General Service Weekend Successful

Despite a rescheduling thanks to a snowy spring, General Service Weekend went off without a hitch on Easter weekend, April 11 and 12. As its name suggests, the project was initially supposed to take place during LDS General Conference on April 4 and 5.

Initially, organizer Jacob Whipple wanted to schedule the service project on the same weekend as LDS Conference to turn anger at the LDS Church’s support for Proposition 8, which re-banned gay marriage in California, into “something positive.”

“You have one segment of our community in General Conference learning about the Gospel of Jesus Christ and another segment of our community out performing the Gospel,” he told QSaltLake in March “[The weekend] reaffirms the need for Christian acts of kindness in our society.”

In total, approximately 50 people in Salt Lake City performed over 500 hours of service sorting medical supplies, cleaning parks, and even helping a refugee family move into a new apartment. Although organizer Jacob Whipple said he would have liked to have seen a bigger turn out, he noted that the project had “really good participation and everything got done.”

Over the weekend, volunteers visited the homes of five refugee families from Bhutan, Iraq, Liberia and Nepal to assess their needs and to deliver them basic supplies such as quilts and toiletries.

“The main goal with doing that is that way they’re not wasting their money on toothpaste, towels and soap and such, and can spend their money on food and rent,” said Whipple., noting that refugees must work for their government money and are only paid $2.15 an hour.

“They have it really hard, he said. “Three of the families we went to visit had their houses up for sale.”

One such family headed by an elderly woman waiting for a liver and kidney transplant also needed help moving their belongings to an apartment fifty yards away in the same complex. Volunteers, said Whipple, obliged.

A number of volunteers also assisted Utah G.A.R.D.E.N.S., Inc., a sustainable community gardens project which is geared towards helping families produce their own food and become self-reliant. They assisted with such activities as creating a weed barrier on one of the organization’s plots. Other volunteers also drove to a warehouse owned by Globus International Resource Corp. where they sorted packages of medical supplies for use during natural disasters.

Volunteers also picked up trash in Dimple Dell and Wasatch Parks.

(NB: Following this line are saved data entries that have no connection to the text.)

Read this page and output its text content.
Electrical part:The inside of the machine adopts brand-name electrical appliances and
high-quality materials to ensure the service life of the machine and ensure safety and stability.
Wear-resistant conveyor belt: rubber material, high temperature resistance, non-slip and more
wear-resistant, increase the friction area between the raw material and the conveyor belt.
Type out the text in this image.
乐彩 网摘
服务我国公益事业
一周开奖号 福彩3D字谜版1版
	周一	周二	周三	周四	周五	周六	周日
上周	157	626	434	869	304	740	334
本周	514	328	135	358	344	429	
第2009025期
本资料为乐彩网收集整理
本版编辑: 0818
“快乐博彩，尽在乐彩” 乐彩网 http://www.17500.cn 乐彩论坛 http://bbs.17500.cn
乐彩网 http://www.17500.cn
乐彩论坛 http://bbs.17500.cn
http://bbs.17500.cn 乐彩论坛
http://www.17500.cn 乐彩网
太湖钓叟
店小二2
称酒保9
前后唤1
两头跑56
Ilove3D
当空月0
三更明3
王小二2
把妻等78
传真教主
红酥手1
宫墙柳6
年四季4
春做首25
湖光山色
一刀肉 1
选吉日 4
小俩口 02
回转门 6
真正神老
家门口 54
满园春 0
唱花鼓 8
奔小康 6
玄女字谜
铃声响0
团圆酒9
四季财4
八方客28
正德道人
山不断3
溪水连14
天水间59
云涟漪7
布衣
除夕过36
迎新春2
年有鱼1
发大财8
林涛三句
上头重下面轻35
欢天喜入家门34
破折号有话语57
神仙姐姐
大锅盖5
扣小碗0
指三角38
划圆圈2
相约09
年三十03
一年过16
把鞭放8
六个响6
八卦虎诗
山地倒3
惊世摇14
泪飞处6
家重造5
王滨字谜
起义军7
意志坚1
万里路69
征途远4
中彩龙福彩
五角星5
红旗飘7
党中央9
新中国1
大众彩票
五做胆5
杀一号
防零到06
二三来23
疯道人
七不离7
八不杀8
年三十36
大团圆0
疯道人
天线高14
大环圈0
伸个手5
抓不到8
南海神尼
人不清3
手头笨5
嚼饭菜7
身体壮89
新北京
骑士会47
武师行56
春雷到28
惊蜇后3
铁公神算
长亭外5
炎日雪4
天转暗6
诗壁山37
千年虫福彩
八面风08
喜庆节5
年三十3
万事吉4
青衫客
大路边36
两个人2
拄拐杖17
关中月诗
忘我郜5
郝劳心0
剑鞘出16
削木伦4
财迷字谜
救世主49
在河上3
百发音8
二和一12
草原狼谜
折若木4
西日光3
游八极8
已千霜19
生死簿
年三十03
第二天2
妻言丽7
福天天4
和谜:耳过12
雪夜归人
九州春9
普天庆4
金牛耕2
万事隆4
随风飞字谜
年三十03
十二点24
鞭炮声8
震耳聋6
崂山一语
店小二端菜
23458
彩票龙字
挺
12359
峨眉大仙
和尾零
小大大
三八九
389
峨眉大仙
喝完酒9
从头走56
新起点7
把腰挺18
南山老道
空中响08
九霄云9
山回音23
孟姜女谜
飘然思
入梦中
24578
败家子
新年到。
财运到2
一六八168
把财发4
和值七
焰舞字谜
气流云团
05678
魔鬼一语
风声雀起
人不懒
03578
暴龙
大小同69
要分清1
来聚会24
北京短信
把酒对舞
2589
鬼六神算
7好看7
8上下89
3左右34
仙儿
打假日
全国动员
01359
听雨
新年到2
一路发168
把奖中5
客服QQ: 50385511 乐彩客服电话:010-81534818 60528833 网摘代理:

“It was a really nice walk in the park, basically,” said Whipple. “Both days were pretty sunny and warm so coats weren’t necessary.” While the parks were mainly clean already, Whipple said that volunteers were able to clean up debris around campfires and some temporary encampments built by homeless people.

Volunteers in Ogden also participated in park clean up and built a wheelchair ramp for the Weber Housing Authority.

When asked if General Service Weekend would continue, Whipple said one could be planned for September or October.

“It was a lot of work to put together, so I think it would just be a bi-annual event,” he said. “Doing it any more often would just be a little too much effort for the limited outcome.”

Whipple noted, however, that such a weekend would not likely be scheduled opposite the LDS Church’s fall General Conference in October.

 “Now that we’ve done it once I don’t think it’s absolutely necessary that it be tied to the weekend of Conference,” he said. “For the most part, the general public will know it’s the gays out there doing service again, and that’s the major goal of the whole thing.”

However, Whipple added that gay and transgender people should help better the broader communities in which they live at every chance.

“I think it’s necessary that we as a community try and find ways in our every day lives to show society that we can be a positive and productive component,” he said. “Whether it be organized or us doing something in our spare time I think it’s necessary in order for us to sway public opinion and win [equal rights] in the end.”